8. Si parla molto di essere missionari. Eppure, viviamo una crisi delle missioni, rappresentata anche dalla perdita di molte riviste missionarie. Padre Piero Gheddo sottolineò che questa crisi era dovuta proprio alla erosione dell’annuncio della fede cristiana, sostituita invece da molte categorie sociali. Il Papa che dice che la Chiesa non è una ONG non ha timore che anche il suo “fare politica”, come lo ha definito in un’altra intervista, non si risolva semplicemente in una necessità sociale e non nella proclamazione del Vangelo?
9. La Chiesa davvero sta guardando i tempi e precorrendo i tempi, o invece è intrappolata in un dibattito vecchio ormai di cinquanta anni? Si parla di progressisti e di conservatori, si puniscono quanti non si sono adeguati al Concilio secondo le forme liturgiche, ma l’impressione è che la Chiesa sia lontana dalle grandi sfide del futuro: l’intelligenza artificiale, la necssità di parlare al cuore dell’uomo quando si fa sempre più largo “l’uomo elettrico”, secondo la definizione di Newman, la necessità di una nuova prossimità (e invece con le super-diocesi perdiamo ancora prossimità), il mondo parcellizzato che ha bisogno di un messaggio forte. Parliamo ancora di temi vecchi, leggiamo il mondo con categorie vecchie, eppure pensiamo che basti andare nelle periferie per trovare nuovi adepti. Non è che forse guardiamo troppo con gli occhi dell’uomo e poco con gli occhi di Dio?
10. Perché nessuno si pone le domande ultime di senso? Si parla del Papa come un leader globale, si chiedono le sue opinioni sui fatti del mondo, e si accetta una visione di una Chiesa disincarnata, cioè meno partecipe delle vicende umane nel timore di evangelizzare, di proclamare il Vangelo. C’è il rischio che l’opinione pubblica detti l’agenda alla Chiesa? E quanto l’opinione pubblica ha dettato l’agenda a questo pontificato?

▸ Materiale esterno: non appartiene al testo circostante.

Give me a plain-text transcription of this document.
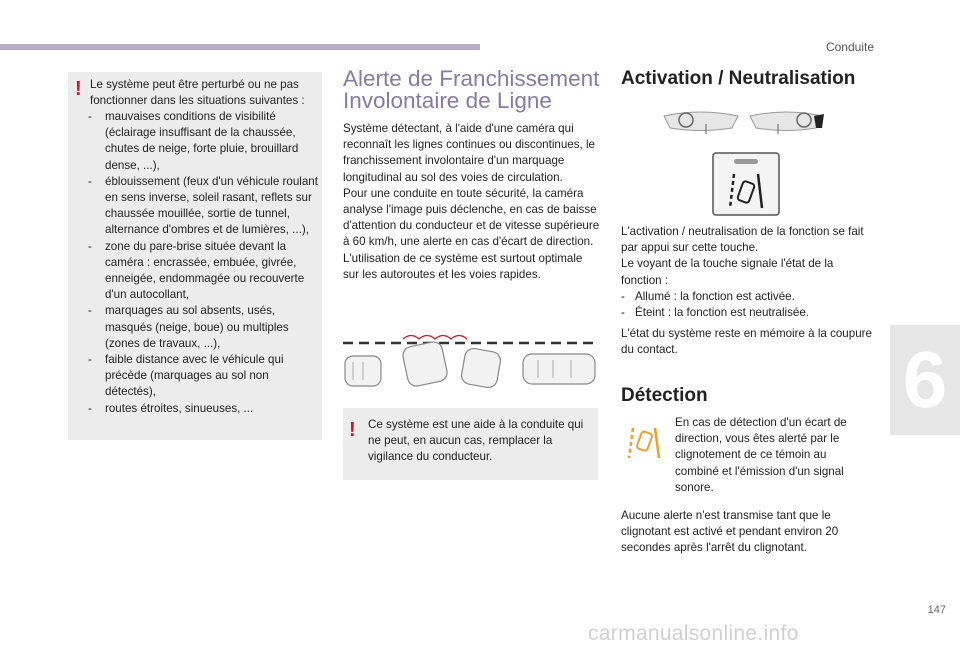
Conduite
6
147
carmanualsonline.info
! Le système peut être perturbé ou ne pas fonctionner dans les situations suivantes :

- mauvaises conditions de visibilité (éclairage insuffisant de la chaussée, chutes de neige, forte pluie, brouillard dense, ...),
- éblouissement (feux d'un véhicule roulant en sens inverse, soleil rasant, reflets sur chaussée mouillée, sortie de tunnel, alternance d'ombres et de lumières, ...),
- zone du pare-brise située devant la caméra : encrassée, embuée, givrée, enneigée, endommagée ou recouverte d'un autocollant,
- marquages au sol absents, usés, masqués (neige, boue) ou multiples (zones de travaux, ...),
- faible distance avec le véhicule qui précède (marquages au sol non détectés),
- routes étroites, sinueuses, ...
Alerte de Franchissement
Involontaire de Ligne

Système détectant, à l'aide d'une caméra qui reconnaît les lignes continues ou discontinues, le franchissement involontaire d'un marquage longitudinal au sol des voies de circulation.
Pour une conduite en toute sécurité, la caméra analyse l'image puis déclenche, en cas de baisse d'attention du conducteur et de vitesse supérieure à 60 km/h, une alerte en cas d'écart de direction.
L'utilisation de ce système est surtout optimale sur les autoroutes et les voies rapides.

! Ce système est une aide à la conduite qui ne peut, en aucun cas, remplacer la vigilance du conducteur.

Activation / Neutralisation

L'activation / neutralisation de la fonction se fait par appui sur cette touche.
Le voyant de la touche signale l'état de la fonction :

- Allumé : la fonction est activée.
- Éteint : la fonction est neutralisée.

L'état du système reste en mémoire à la coupure du contact.

Détection

En cas de détection d'un écart de direction, vous êtes alerté par le clignotement de ce témoin au combiné et l'émission d'un signal sonore.

Aucune alerte n'est transmise tant que le clignotant est activé et pendant environ 20 secondes après l'arrêt du clignotant.
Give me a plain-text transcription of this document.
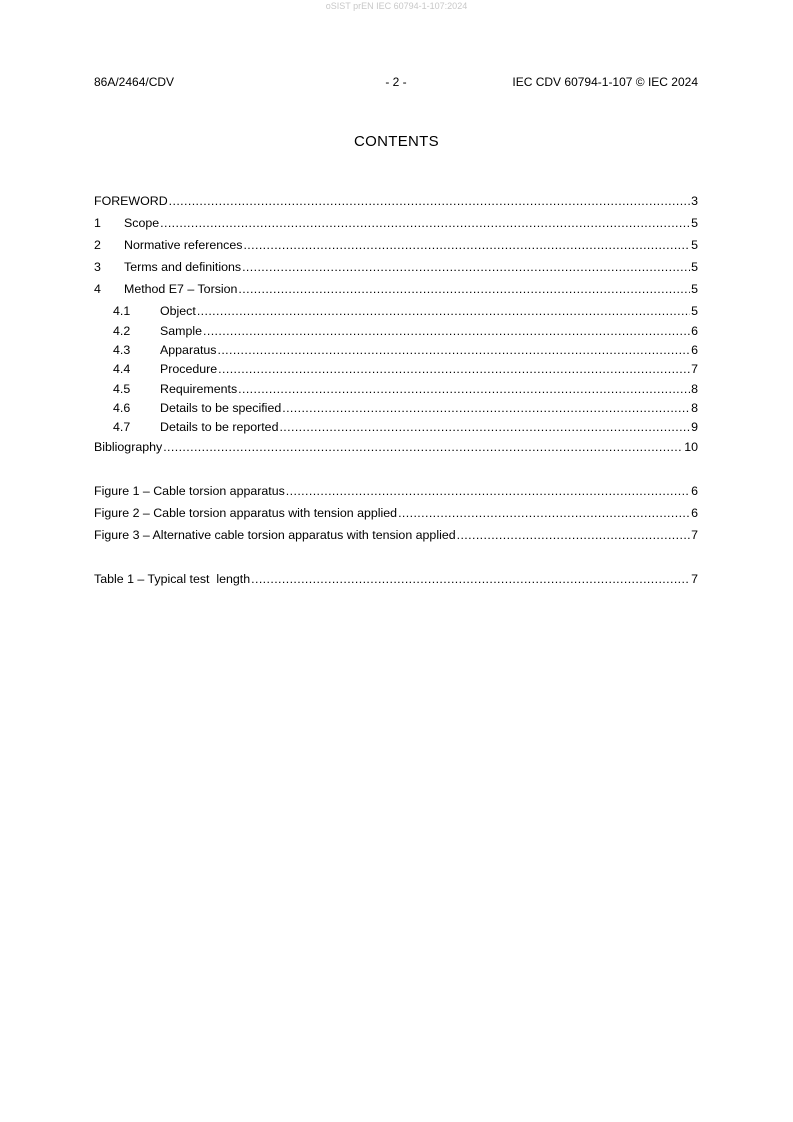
oSIST prEN IEC 60794-1-107:2024
86A/2464/CDV	- 2 -	IEC CDV 60794-1-107 © IEC 2024
CONTENTS
FOREWORD .....	3
1	Scope .....	5
2	Normative references .....	5
3	Terms and definitions .....	5
4	Method E7 – Torsion .....	5
4.1	Object .....	5
4.2	Sample .....	6
4.3	Apparatus .....	6
4.4	Procedure .....	7
4.5	Requirements .....	8
4.6	Details to be specified .....	8
4.7	Details to be reported .....	9
Bibliography .....	10
Figure 1 – Cable torsion apparatus .....	6
Figure 2 – Cable torsion apparatus with tension applied .....	6
Figure 3 – Alternative cable torsion apparatus with tension applied .....	7
Table 1 – Typical test  length .....	7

Dieci anni dopo, dopo aver a lungo osservato (e in maniera spesso critica, non lo nascondo) il pontificato, queste sono le domande che farei. Sperando dal Papa non una valutazione contingente, ma parole che siano di ispirazione e riflessione per gli anni a venire. La Chiesa deve ispirare, non dire cosa fare. Deve dare un’ideale universale, con la consapevolezza che questo ideale sia difficile da raggiungere, e su questo ideale insegnare a costruire la civiltà dell'amore.

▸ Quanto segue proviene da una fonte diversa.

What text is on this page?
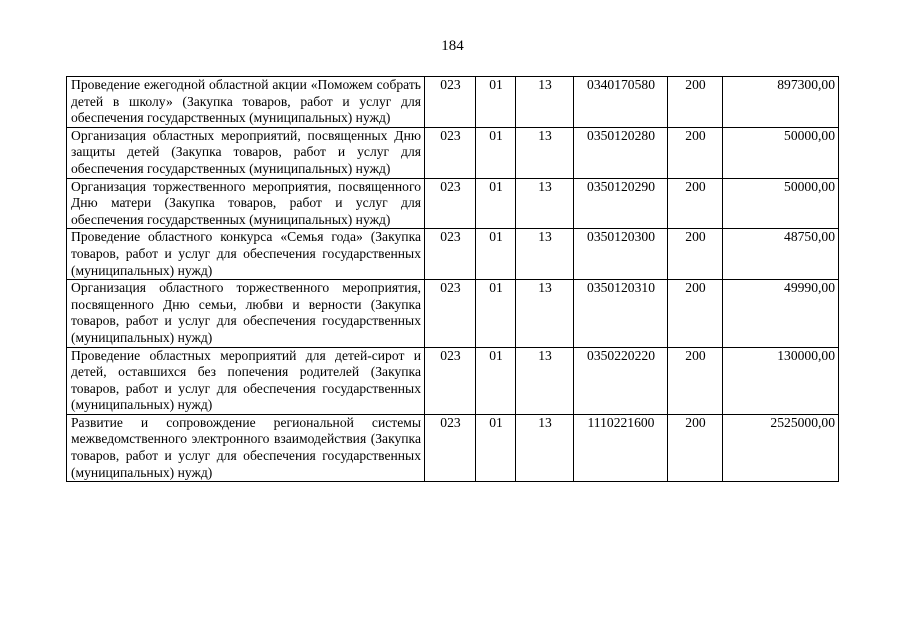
184
Проведение ежегодной областной акции «Поможем собрать детей в школу» (Закупка товаров, работ и услуг для обеспечения государственных (муниципальных) нужд)	023	01	13	0340170580	200	897300,00
Организация областных мероприятий, посвященных Дню защиты детей (Закупка товаров, работ и услуг для обеспечения государственных (муниципальных) нужд)	023	01	13	0350120280	200	50000,00
Организация торжественного мероприятия, посвященного Дню матери (Закупка товаров, работ и услуг для обеспечения государственных (муниципальных) нужд)	023	01	13	0350120290	200	50000,00
Проведение областного конкурса «Семья года» (Закупка товаров, работ и услуг для обеспечения государственных (муниципальных) нужд)	023	01	13	0350120300	200	48750,00
Организация областного торжественного мероприятия, посвященного Дню семьи, любви и верности (Закупка товаров, работ и услуг для обеспечения государственных (муниципальных) нужд)	023	01	13	0350120310	200	49990,00
Проведение областных мероприятий для детей-сирот и детей, оставшихся без попечения родителей (Закупка товаров, работ и услуг для обеспечения государственных (муниципальных) нужд)	023	01	13	0350220220	200	130000,00
Развитие и сопровождение региональной системы межведомственного электронного взаимодействия (Закупка товаров, работ и услуг для обеспечения государственных (муниципальных) нужд)	023	01	13	1110221600	200	2525000,00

D’altronde, la Chiesa è “intransigente sui principi perché crede, tollerante nella pratica perché ama” (Réginald Garrigou-Lagrange, Dieu, son existence et sa nature, Paris 1923). È il contrario del mondo, che invece è tollerante nei principi e intransigente in alcune pratiche. Quanto è forte, oggi, il rischio per la Chiesa di ribaltare la prospettiva? È questo il grande tema cui deve rispondere il Papa.